En premier lieu, c'était un homme qui n'acceptait pour rien au monde de se laisser posséder, ce qui le rendait automatiquement désirable.
[...] ... - "Tu veux de l'essence ?" fit-il, railleur.
Je faillis le gratifier d'une injure mais me retins à temps et, poliment, répondis : - "Oui, s'il te plaît, je te serais très reconnaissant."
Il me dévisagea sournoisement un instant pour s'assurer que je ne me moquais pas de lui, puis il hocha la tête, comme satisfait maintenant de mon attitude. Il pivota et se mit lentement en mouvement vers l'arrière de la voiture. Je plongeai la main dans mon vide-poche de portière pour prendre ma bouteille de Glenmorangie. Je m'en versai un gobelet bien tassé et attendis en le sirotant. L'homme avait poussé son visage à moins d'un mètre de moi ; son haleine fétide avait envahi la voiture ... qui sait combien de milliards de virus s'y étaient engouffrés en même temps ? Dans ce genre de situation c'est une bénédiction de pouvoir se désinfecter la bouche et la gorge avec une goutte de whisky de Highlands. Le whisky est en outre un réconfort. Je vidai mon gobelet, et m'en versai un autre. Je ne tardai pas à me sentir moins inquiet. Mon regard tomba sur la pastèque posée sur le siège voisin. Je me dis que c'était le moment de me rafraîchir en m'en octroyant une tranche. Je sortis mon couteau de son étui et en coupai un gros morceau. Puis, de la pointe du couteau, j'enlevai avec soin tous les pépins noirs, me servant du reste du fruit comme récipient.
J'attendis en buvant mon whisky et en mangeant ma pastèque. Tous deux étaient délicieux.
- "L'essence, ça y est," annonça l'horrible Arabe, en s'encadrant dans la portière. "Maintenant, je vérifie l'eau et l'huile."
J'aurais préféré qu'il s'abstînt totalement de tripoter la Lagonda, mais soucieux d'éviter une discussion, je ne dis rien. Il gagna en claudiquant l'avant de la voiture, et sa démarche me fit penser à celle d'un S. S. hitlérien, un S. S. ivre qui eût exécuté le pas de l'oie au ralenti.

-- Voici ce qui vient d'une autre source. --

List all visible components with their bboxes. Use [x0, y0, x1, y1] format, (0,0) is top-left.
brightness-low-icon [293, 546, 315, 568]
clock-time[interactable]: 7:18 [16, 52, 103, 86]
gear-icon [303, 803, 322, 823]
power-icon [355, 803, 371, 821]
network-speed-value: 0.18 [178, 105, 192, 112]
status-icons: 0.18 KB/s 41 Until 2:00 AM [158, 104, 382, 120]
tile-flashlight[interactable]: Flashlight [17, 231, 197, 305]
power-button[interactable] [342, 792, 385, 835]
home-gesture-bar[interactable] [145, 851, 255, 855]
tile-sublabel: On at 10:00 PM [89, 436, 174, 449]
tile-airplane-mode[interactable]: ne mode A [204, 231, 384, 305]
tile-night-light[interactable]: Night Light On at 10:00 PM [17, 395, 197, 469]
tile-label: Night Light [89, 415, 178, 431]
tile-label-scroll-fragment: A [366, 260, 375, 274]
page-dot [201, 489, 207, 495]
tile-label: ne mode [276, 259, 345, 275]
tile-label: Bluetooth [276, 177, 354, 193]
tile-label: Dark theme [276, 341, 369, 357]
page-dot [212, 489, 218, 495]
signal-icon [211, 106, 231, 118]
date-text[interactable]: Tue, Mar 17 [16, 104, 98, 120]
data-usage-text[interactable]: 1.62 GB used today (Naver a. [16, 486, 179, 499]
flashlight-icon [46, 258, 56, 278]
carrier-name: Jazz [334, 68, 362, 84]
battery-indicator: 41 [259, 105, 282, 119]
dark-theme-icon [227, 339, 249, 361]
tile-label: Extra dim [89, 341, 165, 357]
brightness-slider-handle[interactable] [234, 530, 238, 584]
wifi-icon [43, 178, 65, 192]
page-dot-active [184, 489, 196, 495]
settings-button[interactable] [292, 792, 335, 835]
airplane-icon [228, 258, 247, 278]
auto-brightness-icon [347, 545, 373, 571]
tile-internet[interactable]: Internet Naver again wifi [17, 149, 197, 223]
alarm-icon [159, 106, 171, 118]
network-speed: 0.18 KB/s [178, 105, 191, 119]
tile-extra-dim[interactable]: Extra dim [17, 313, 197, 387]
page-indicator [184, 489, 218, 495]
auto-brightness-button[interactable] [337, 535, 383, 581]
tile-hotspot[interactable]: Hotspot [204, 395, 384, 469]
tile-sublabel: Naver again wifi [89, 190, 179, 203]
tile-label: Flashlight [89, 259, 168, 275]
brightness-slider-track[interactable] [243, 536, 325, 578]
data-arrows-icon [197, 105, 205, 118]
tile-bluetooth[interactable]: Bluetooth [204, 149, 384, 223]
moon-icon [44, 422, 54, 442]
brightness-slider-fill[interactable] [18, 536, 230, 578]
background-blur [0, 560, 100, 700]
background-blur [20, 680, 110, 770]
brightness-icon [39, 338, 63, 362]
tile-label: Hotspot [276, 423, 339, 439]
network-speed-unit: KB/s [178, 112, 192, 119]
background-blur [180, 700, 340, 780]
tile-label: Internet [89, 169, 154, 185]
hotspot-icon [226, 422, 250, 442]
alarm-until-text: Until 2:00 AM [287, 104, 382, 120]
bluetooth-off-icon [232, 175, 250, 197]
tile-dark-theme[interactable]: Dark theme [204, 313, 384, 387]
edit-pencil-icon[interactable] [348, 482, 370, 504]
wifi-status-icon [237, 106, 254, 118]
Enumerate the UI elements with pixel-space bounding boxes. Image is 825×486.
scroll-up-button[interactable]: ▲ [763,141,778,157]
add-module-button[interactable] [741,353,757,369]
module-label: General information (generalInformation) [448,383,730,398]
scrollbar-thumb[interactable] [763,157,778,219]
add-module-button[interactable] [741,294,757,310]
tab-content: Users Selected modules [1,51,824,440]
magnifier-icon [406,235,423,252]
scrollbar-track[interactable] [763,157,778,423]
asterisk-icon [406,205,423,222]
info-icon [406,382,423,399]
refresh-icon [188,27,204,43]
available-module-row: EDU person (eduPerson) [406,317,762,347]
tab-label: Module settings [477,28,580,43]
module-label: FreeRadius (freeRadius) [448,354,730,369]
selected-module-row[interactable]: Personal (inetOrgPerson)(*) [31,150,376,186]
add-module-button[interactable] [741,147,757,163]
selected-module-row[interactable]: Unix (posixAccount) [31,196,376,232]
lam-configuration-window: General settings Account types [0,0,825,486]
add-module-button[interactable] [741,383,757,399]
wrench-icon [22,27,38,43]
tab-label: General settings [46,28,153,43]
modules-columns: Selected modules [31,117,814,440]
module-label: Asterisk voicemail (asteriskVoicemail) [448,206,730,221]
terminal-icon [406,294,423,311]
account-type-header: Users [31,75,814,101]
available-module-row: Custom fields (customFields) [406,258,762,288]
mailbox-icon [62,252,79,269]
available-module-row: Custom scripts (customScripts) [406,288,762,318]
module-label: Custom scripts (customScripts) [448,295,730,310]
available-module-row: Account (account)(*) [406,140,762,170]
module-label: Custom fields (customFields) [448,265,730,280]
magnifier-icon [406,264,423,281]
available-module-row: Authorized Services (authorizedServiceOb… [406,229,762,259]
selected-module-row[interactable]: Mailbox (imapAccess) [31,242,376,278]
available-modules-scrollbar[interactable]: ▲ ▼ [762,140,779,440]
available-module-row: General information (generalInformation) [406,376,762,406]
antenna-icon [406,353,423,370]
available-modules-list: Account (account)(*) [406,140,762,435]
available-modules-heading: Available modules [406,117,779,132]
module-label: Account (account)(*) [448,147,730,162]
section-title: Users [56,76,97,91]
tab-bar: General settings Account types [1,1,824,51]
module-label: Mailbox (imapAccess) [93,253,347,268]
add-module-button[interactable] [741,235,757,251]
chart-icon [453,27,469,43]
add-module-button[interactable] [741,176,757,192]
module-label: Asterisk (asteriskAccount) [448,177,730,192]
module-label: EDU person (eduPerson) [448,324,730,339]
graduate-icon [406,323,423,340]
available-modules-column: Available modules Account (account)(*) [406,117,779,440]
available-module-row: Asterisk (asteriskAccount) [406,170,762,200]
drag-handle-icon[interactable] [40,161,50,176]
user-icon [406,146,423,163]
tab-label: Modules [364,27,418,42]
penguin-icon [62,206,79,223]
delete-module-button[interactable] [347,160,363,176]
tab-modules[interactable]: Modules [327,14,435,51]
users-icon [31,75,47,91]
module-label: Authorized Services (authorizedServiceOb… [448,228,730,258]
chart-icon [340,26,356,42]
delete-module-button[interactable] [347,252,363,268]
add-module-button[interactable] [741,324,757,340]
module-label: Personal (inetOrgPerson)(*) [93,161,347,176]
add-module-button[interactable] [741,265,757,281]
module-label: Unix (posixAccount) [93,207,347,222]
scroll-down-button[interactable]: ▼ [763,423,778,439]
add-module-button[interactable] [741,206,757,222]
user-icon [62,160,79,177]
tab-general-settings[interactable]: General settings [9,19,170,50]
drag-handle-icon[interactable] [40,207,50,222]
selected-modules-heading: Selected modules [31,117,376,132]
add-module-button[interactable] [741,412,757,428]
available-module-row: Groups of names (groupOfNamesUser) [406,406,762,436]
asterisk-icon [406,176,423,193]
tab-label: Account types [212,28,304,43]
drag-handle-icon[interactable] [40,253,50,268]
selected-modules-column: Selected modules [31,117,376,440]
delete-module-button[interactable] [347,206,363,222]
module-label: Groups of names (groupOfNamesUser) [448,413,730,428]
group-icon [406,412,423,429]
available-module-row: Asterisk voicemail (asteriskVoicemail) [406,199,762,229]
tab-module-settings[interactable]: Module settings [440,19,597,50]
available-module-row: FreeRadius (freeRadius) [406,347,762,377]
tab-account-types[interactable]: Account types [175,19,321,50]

Tabes dorsalis, j'en aurais mis ma tête à couper.
La seule autre maladie capable de provoquer cette bizarre démarche saccadée est le béri-béri chronique. Ma foi - probable qu'il l'avait, ça aussi. ... [...]
...je me foutais éperdument des affirmations des médecins qui prétendent qu'il est impossible de contracter la syphilis sans contact direct. Un téléphone syphilitique est un téléphone syphilitique...
En fait, il n'est personne au monde qu'un vrai riche respecte davantage qu'un autre vrai riche, et en conséquence, où qu'ils aillent, les vrais riches essaieront d'entrer en contact.